Après avoir côtoyé des auteur·rice·s contemporain·e·s chez qui l’explicite est une force politique (Virginie Despentes, Édouard Louis…), qu’avait encore à faire Thomas Ostermeier avec le réalisme secret de Henrik Ibsen ?
Avec ce « Canard sauvage », le directeur de la Schaubühne refait pourtant des gammes fines, retrouvant tout son sens du naturalisme habité qui remet le texte au présent ; et cherchant comme toujours chez l’auteur norvégien un universel sociologique qui continue à surprendre sa théâtralité. Mettre la maison malade sur tournette, pour qu’aucune chambre noire ne nous soit plus soustraite ; défaire le réalisme psychologique par des numéros d’acteurs qui menacent le vilain mensonge du drame bourgeois : ce n’est pas tellement pour sa cellule familiale empoisonnée et pour sa dramaturgie du secret qu’Ostermeier monte « Le Canard sauvage », mais pour la constante vérité du drame. Une vérité sur la Vérité, cette grande absente des foyers et des âmes humaines que toutes les pièces d’Ibsen font percer à leur manière, et qui devient le point sublime de ce drame sur la répétition transgénérationnelle de l’aveuglement.

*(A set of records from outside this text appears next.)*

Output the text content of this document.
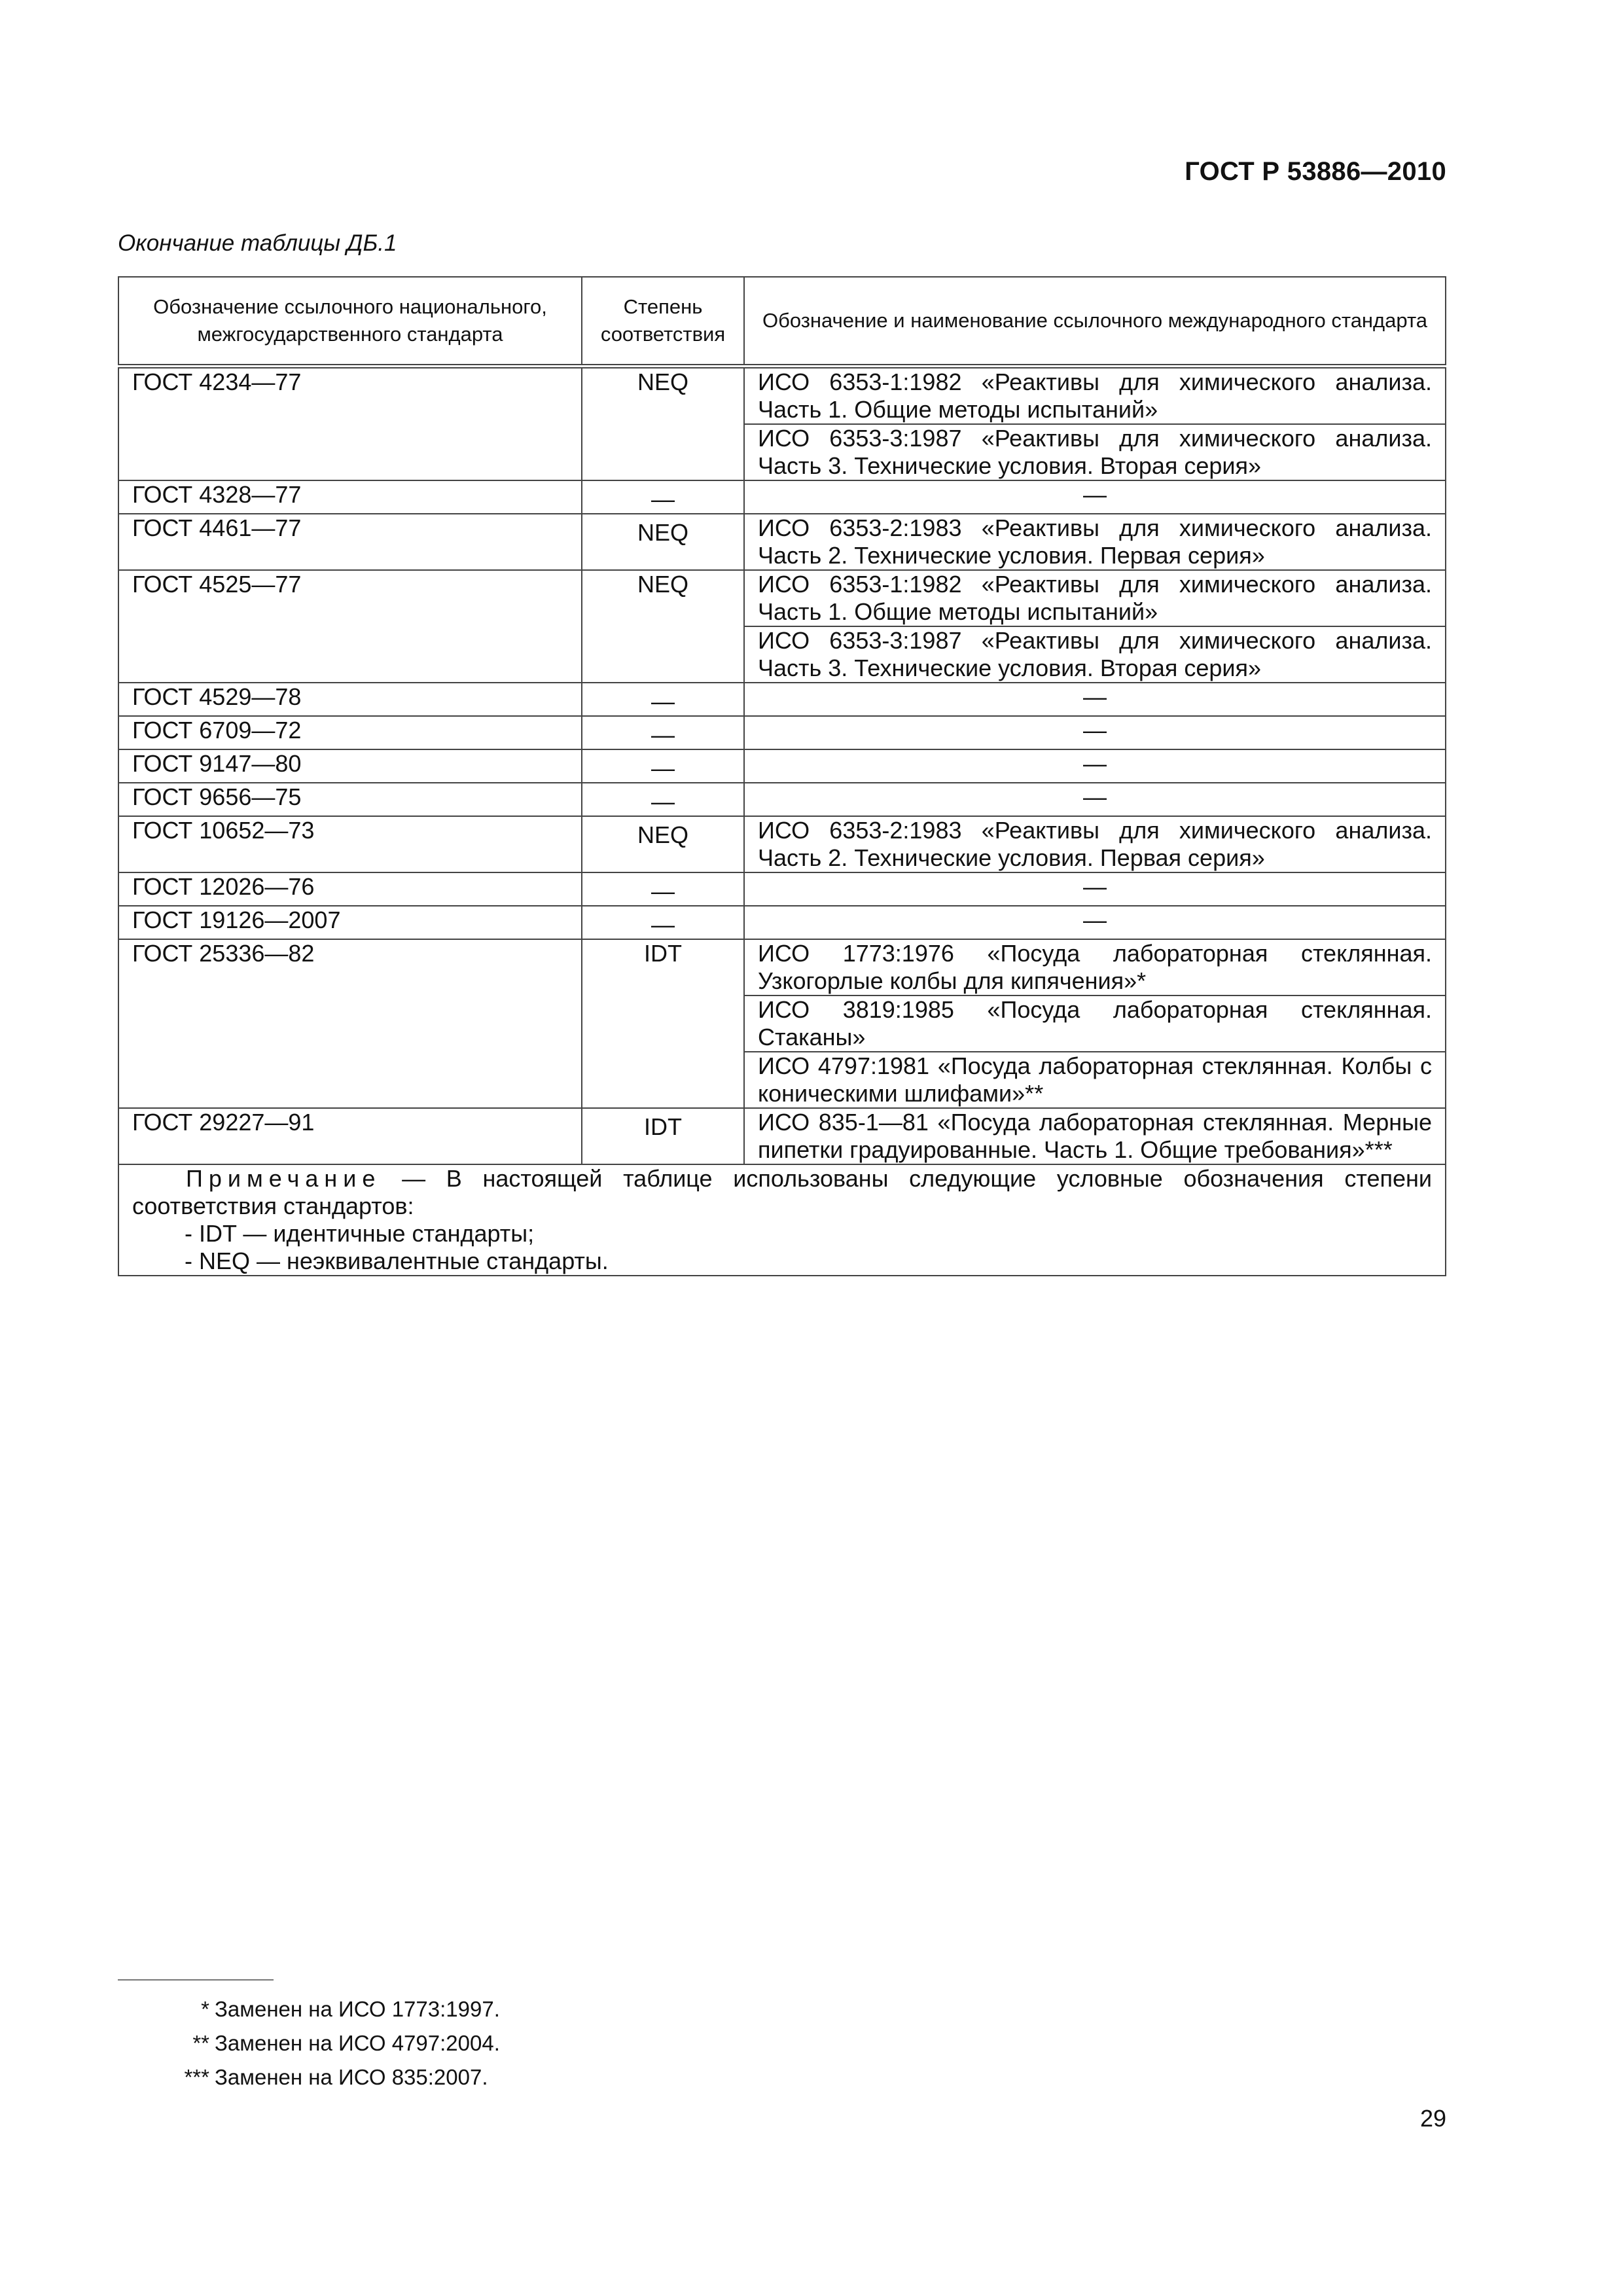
ГОСТ Р 53886—2010
Окончание таблицы ДБ.1
Обозначение ссылочного национального, межгосударственного стандарта	Степень соответствия	Обозначение и наименование ссылочного международного стандарта
ГОСТ 4234—77	NEQ	ИСО 6353-1:1982 «Реактивы для химического анализа. Часть 1. Общие методы испытаний»
		ИСО 6353-3:1987 «Реактивы для химического анализа. Часть 3. Технические условия. Вторая серия»
ГОСТ 4328—77	—	—
ГОСТ 4461—77	NEQ	ИСО 6353-2:1983 «Реактивы для химического анализа. Часть 2. Технические условия. Первая серия»
ГОСТ 4525—77	NEQ	ИСО 6353-1:1982 «Реактивы для химического анализа. Часть 1. Общие методы испытаний»
		ИСО 6353-3:1987 «Реактивы для химического анализа. Часть 3. Технические условия. Вторая серия»
ГОСТ 4529—78	—	—
ГОСТ 6709—72	—	—
ГОСТ 9147—80	—	—
ГОСТ 9656—75	—	—
ГОСТ 10652—73	NEQ	ИСО 6353-2:1983 «Реактивы для химического анализа. Часть 2. Технические условия. Первая серия»
ГОСТ 12026—76	—	—
ГОСТ 19126—2007	—	—
ГОСТ 25336—82	IDT	ИСО 1773:1976 «Посуда лабораторная стеклянная. Узкогорлые колбы для кипячения»*
		ИСО 3819:1985 «Посуда лабораторная стеклянная. Стаканы»
		ИСО 4797:1981 «Посуда лабораторная стеклянная. Колбы с коническими шлифами»**
ГОСТ 29227—91	IDT	ИСО 835-1—81 «Посуда лабораторная стеклянная. Мерные пипетки градуированные. Часть 1. Общие требования»***

Примечание — В настоящей таблице использованы следующие условные обозначения степени соответствия стандартов:
- IDT — идентичные стандарты;
- NEQ — неэквивалентные стандарты.		
* Заменен на ИСО 1773:1997.
** Заменен на ИСО 4797:2004.
*** Заменен на ИСО 835:2007.
29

Car aucun personnage ibsénien n’impose sa clairvoyance. Et l’empathie foraine qu’Ostermeier crée habituellement avec l’histrion-performeur qui électrise sa représentation (Lars Eidinger bien des fois, maintenant Stefan Stern qui gratte son déjà vieux Metallica) se trouve annulée par la citation ici volontairement ironique de cette masculinité dérapante, trop souvent érigée par l’artiste allemand en nerf de vérité théâtrale. « Le Canard sauvage » est une pièce sur des visionnaires qui ne voient rien, sur un photographe qui regarde peu dans l’objectif de son propre foyer – vers la chambre de sa fille Hedvig –, sur des humains qui ne vivent que depuis un « angle », sur des révolutions techniques qui ne nous rendent pas plus complices du réel. Ostermeier y fait alors l’inventaire de sa propre optique théâtrale et évite l’attendu simpliste d’une pièce de mensonges, qui aurait la révélation pour moteur. Il la hisse plutôt en drame moraliste obsédé par l’inacceptabilité de la vérité – au risque de faire un peu trop tonner les motifs philosophiques, parfois redondants, du texte. Aussi le spectacle a-t-il une dynamique moins psychologique que tragiquement sacrificielle. Il est moins tendu vers une promesse de signification que vers un point d’éclair. Canardé par le sacrifice moral de Gregers Werle, le petit monde d’Ekdal se meurt sans apocalypse.
Un canard dans le pur jus des « Nora » et autres « Revenants » qui firent les belles heures d’Ostermeier, conclurions-nous hâtivement. Sauf que sa fréquentation récente de textes autofictionnels, tous fondés sur la révélation révolutionnaire d’une grande vérité personnelle et sociale, paraît avoir beaucoup imprégné et motivé cette réactualisation d’Ibsen. Le drame norvégien a-t-il toutefois la viralité politique qu’Ostermeier lui rêve ? Quels regards contemporains crève-t-il encore ? Les vérités qui le font trembler – essentiellement des adultères et des tabous circonstanciés – ne paraissent-elle pas petites au regard de celles qui aujourd’hui sortent du bois ? Non pas que l’adaptation eût dû prononcer des vérités neuves et actuelles, mais chaque époque déplace tellement l’échelle de l’aveuglement et du refoulé que cet acte révélatoire paraît désormais trop niché dans le linge sale d’une famille particulière et de pure fiction. Dans ses deux parties qui l’étirent un peu inutilement, le spectacle se gonfle alors d’une puissance prophétique qui découd moins nos paupières que le drame ibsénien lui-même.